A team led by Charles M. Lieber of Harvard has developed a nanowire which is both conductive and photovoltaic. The wire, comprised of silicons, may be ideal for powering various nanoscale devices.
While nanoscale photovoltaics are not a new invention, Lieber's nanowires are both more efficient and more durable than others. The nanowires can convert up to 3.4 percent of received sunlight into electricity, and almost 5 percent in concentrated light. The wires also do not degrade under these conditions the way organic photovoltaics do.
The wire itself, like traditional amorphous silicon solar cells, uses three types of silicon. A core doped with B2H6 is first grown, then covered with a layer of pure silicon. A third layer, doped with PH3 follows, after which the wire is coated with a protective mask. This layering creates an electric field between the core and the outer silicon layer, with the pure silicon acting as a resistor. Photons striking the wire create electricity and holes in in the neutral layer, which then separate into the core and outer layer.

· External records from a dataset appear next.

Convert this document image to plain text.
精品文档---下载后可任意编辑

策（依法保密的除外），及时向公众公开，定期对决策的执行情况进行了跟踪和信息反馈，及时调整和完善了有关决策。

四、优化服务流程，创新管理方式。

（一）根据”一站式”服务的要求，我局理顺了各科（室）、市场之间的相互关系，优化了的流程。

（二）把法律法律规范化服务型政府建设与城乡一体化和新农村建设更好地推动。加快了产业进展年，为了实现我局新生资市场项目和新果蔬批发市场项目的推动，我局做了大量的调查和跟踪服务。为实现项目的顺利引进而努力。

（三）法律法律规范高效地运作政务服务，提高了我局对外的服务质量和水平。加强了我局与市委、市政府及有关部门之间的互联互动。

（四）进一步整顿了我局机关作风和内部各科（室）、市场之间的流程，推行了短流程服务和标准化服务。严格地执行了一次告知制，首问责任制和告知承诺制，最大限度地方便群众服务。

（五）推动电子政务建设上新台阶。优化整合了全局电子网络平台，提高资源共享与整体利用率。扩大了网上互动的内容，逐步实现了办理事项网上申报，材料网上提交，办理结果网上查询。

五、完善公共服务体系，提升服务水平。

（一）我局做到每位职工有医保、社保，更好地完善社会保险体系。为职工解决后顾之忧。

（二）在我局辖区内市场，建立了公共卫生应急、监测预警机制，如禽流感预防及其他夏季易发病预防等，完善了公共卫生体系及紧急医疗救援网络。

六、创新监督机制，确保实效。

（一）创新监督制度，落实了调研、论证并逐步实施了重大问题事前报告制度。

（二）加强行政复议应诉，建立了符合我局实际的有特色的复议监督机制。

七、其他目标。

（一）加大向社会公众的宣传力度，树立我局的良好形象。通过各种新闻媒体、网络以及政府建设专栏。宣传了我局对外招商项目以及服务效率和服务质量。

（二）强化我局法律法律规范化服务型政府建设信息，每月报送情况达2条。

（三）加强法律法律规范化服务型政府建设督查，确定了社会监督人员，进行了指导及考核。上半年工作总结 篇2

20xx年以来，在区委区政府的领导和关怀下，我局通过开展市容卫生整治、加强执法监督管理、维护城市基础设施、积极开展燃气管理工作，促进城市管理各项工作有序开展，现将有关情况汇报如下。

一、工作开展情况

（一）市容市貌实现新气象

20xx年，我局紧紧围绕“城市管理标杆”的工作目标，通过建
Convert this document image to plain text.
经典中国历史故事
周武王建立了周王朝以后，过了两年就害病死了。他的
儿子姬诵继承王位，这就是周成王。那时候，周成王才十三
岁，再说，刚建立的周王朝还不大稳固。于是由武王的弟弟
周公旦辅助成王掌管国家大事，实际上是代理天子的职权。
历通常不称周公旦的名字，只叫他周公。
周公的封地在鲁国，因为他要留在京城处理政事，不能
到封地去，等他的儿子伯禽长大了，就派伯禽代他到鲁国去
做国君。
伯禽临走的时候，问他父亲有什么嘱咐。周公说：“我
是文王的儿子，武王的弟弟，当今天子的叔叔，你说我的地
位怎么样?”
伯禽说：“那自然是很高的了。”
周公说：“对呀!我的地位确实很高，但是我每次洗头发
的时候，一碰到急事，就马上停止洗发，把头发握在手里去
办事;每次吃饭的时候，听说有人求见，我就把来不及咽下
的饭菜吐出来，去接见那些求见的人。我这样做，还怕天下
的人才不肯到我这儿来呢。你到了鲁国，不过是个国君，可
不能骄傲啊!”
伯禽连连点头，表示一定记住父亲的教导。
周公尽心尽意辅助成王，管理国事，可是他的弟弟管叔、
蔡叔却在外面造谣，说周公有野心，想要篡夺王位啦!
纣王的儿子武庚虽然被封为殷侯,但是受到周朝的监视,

While the core of the wire is a single crystal, the outer layers are nanocrystalline. Lieber believes the nanocrystalline structure is the key to the the wire's enhanced absorption properties over that of single-crystal materials.
To gather electricity from the wires, the outer layers are first etched away to expose the core. Then, using lithography, metallic contacts are laid down and attached to the exposed wire.
The cells, Lieber says, are not ready for commercial application. Typical commercial solar cells have an efficiency of 12 to 18 percent, compared to the nanowire's 3.4 percent. Lieber plans to research ways to boost the efficiency of the wire, targeting a 10 to 15 percent yield. Even at these levels, the low production cost could make them viable in larger applications.
“It will have to be unique to be an economically viable application, some place where you want durability and flexibility, where if it gets destroyed, people don't care,” said Lieber.
The nanowires have already been used to power various electronics, including a nanoelectronic pH sensor and a cancer detector.